Our beloved Valentine’s Day began around the time of the Roman Empire.  This day of love that we celebrate actually has a very grey history. No one is entirely sure of how it came to be but there are two definite and popular beliefs.  

The first belief is that during the rule of Emperors Claudius the second, marriage was outlawed.  It was in order to keep men focused on being soldiers and fighting for Rome rather than be tied down to their family and loved ones.  However, a certain priest carrying the name St. Valentine, found great “injustice [in] the decree”  and carried on marrying young couples in secret.  He was eventually discovered and ordered to be put to death by Claudius himself.  After being sent to prison, the priest supposedly fell in love with the jailer’s daughter and right before being beheaded, wrote her a letter signed “From your Valentine,” and that is where the popular “your Valentine” expression originated from.  The more detailed versions of this story vary. Some believe that Valentine was a Christian priest helping Christian couples marry. Christianity was outlawed in Rome so when Valentine was discovered he was stoned and beaten. This however didn’t stop him and he continued to convert people to Christianity, including the jailer’s daughter who was supposedly blind.  He healed the girl’s blindness and she “remain[ed] faithful to his memory for the rest of her life.” She, also, received a parting note signed “From your Valentine.”  
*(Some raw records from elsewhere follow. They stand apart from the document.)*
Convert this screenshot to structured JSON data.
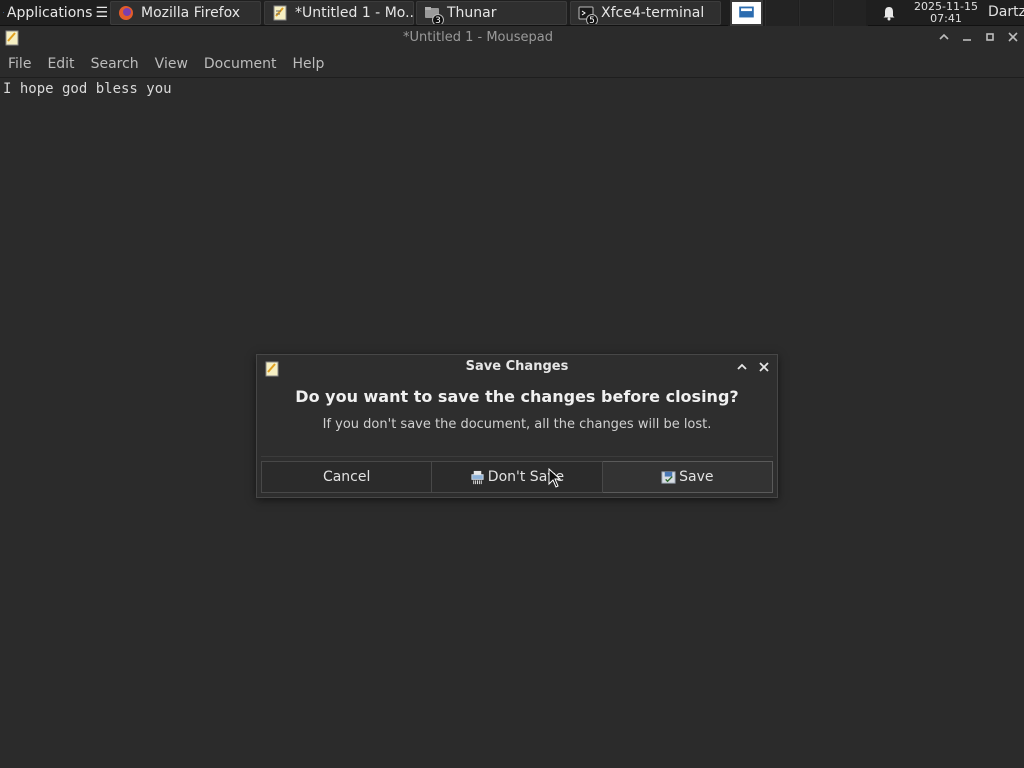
{
  "taskbar": {
    "apps_label": "Applications",
    "tasks": [
      {
        "label": "Mozilla Firefox",
        "icon": "firefox-icon"
      },
      {
        "label": "*Untitled 1 - Mo...",
        "icon": "mousepad-icon"
      },
      {
        "label": "Thunar",
        "icon": "thunar-icon",
        "badge": "3"
      },
      {
        "label": "Xfce4-terminal",
        "icon": "terminal-icon",
        "badge": "5"
      }
    ],
    "clock": {
      "date": "2025-11-15",
      "time": "07:41"
    },
    "user": "Dartz"
  },
  "window": {
    "title": "*Untitled 1 - Mousepad",
    "menu": [
      "File",
      "Edit",
      "Search",
      "View",
      "Document",
      "Help"
    ]
  },
  "editor": {
    "text": "I hope god bless you"
  },
  "dialog": {
    "title": "Save Changes",
    "heading": "Do you want to save the changes before closing?",
    "message": "If you don't save the document, all the changes will be lost.",
    "buttons": {
      "cancel": "Cancel",
      "dont_save": "Don't Save",
      "save": "Save"
    }
  },
  "colors": {
    "background": "#2b2b2b",
    "taskbar": "#1f1f1f",
    "dialog": "#2e2e2e"
  }
}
The second belief is that as Rome began to slowly convert to christianity, people attempted to Christianize “the pagan celebration of Lupercalia.”  Lupercalia was a festival of fertility celebrated on the 15 of February and dedicated to Faunus, the Roman god of agriculture.  A series of sacred and sacrificial rituals were performed on that day that were meant to ensure fertility and a good harvest. Lupercalia was later outlawed as it was deemed “un-christian” and instead “Pope Gelasius declared February 14 St. Valentines Day.”  The day’s association with love supposedly came about much later, but has stayed with us all this time.  

In any case, whatever your beliefs are about the holiday the Talon Team hopes you spent it well with your loved ones.